By the time she reached the corner her fingers were manipulating the radio’s pushbuttons, searching for dance music. Tango, if possible.
19
When she entered her office she was surprised to see Victor seated behind her desk, gazing up at her like a lonely puppy and smiling as she pushed through the door. His hair lay like a fallen gate over his bald spot, and his wire-rimmed round glasses snagged the sunlight and made his eyes look as human as flashlight lenses.
“Mary, how’s your mother?”
She placed her purse on a desk corner. “She’ll be all right, thanks. I thought you had floor time out at Suncrest subdivision today.”
He stood up out of her chair, tucking in his white shirt, then shrugged. There were yellow crescents beneath his armpits. “When I heard you couldn’t be in till noon, I thought you wouldn’t mind if I used your desk as a quiet place where I could catch up on my paperwork.”
“I mind, Victor.” He said nothing, acted as if she’d approved of his presence. She didn’t like the idea of Victor at her desk, able to search through the drawers. Not that she had anything to hide, but privacy meant something. It was like rape, having your personal belongings handled by a man you despised. She moved around to sit in her desk chair. It was still warm from Victor. She didn’t like that, either.
“You used my desk last month when I was away on vacation,” he pointed out.
He was right, but she said nothing. It had been Gordon Summers who’d instructed her to use Victor’s desk while her office was being painted.
“Buncha memos for you,” he said, pointing to the pink forms on her desk. “Not much important, really. Mr. Summers is still at the seminar in Chicago, and he asked for a copy of the Gratiot contract to be faxed to him. I took care of that.”

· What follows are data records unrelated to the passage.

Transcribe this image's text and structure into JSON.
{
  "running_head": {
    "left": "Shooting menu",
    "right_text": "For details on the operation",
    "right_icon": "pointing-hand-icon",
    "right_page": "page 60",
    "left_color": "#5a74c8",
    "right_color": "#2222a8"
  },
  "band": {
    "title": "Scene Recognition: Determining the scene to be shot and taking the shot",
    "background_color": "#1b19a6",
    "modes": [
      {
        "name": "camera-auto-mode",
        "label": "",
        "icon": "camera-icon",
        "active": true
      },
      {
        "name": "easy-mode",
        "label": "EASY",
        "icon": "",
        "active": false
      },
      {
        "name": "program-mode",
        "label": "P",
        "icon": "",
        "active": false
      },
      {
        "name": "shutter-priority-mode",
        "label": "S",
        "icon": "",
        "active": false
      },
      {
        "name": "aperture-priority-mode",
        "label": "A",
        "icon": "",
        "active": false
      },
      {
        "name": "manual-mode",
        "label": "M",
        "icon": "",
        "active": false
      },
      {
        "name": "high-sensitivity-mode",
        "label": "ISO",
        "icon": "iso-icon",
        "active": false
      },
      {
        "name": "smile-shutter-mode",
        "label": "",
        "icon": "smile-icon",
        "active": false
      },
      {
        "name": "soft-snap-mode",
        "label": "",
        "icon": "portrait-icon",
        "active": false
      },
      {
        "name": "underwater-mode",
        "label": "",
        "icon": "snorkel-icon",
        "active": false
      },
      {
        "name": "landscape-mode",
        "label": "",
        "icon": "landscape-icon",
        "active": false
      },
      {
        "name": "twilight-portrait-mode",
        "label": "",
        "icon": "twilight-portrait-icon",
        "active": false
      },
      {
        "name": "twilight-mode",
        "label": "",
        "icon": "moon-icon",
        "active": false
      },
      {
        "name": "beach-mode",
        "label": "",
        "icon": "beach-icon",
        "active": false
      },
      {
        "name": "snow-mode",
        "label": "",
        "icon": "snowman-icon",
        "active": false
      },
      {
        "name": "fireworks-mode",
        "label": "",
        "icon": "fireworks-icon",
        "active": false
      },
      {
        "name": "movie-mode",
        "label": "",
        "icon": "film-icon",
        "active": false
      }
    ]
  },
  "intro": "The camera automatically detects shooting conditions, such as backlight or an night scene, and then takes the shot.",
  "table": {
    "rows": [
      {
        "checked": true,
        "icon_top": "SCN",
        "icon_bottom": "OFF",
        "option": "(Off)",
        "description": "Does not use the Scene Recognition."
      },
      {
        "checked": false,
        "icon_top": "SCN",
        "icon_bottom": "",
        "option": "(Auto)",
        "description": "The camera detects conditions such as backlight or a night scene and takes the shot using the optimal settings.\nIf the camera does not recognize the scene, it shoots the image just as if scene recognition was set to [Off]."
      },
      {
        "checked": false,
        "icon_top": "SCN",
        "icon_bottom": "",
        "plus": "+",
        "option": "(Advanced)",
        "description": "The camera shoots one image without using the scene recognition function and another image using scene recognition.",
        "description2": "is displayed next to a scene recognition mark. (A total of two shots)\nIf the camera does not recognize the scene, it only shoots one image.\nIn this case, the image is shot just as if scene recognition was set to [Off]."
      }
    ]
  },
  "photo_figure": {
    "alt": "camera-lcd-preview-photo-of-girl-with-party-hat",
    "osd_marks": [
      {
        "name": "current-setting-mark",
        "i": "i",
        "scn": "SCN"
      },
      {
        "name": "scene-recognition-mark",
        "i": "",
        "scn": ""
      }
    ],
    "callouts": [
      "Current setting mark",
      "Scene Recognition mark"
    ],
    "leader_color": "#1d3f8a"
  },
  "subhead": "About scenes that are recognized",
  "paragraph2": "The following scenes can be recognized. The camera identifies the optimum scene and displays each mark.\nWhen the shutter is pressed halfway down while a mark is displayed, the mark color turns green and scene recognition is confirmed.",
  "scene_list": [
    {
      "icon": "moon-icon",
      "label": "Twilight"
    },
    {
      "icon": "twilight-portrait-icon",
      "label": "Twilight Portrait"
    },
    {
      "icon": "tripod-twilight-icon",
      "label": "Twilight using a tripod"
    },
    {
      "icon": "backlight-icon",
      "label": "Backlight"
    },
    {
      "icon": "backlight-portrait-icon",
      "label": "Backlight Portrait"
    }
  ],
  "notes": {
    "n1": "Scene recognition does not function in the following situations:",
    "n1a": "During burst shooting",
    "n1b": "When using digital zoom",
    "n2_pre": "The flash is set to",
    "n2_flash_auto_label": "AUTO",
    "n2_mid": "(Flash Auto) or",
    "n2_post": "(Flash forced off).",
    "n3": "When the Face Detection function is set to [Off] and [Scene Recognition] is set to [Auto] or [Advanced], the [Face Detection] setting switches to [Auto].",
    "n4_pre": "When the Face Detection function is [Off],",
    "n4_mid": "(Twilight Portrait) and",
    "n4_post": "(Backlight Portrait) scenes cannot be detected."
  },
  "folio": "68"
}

As he spoke he was staring at her intensely, making her uneasy. Why did she often attract men like Victor? She wished he’d leave her alone, that he wouldn’t bother trying to hide his bald spot, that he wouldn’t be so ordinary, that he had a chin. Mr. Nice. Mr. Stability. Mr. Monotony. Why wasn’t she ever attracted to men like Victor? Maybe because they were almost always like Victor.
“Where you going now?” she asked, trying to hurry him along, thinking, Go anywhere, please!
“Out to grab what’s left of that Suncrest floor time, I suppose.” The sales agents regarded floor time at the subdivisions as gold, where they had a virtual lock on any serious buyer who came along.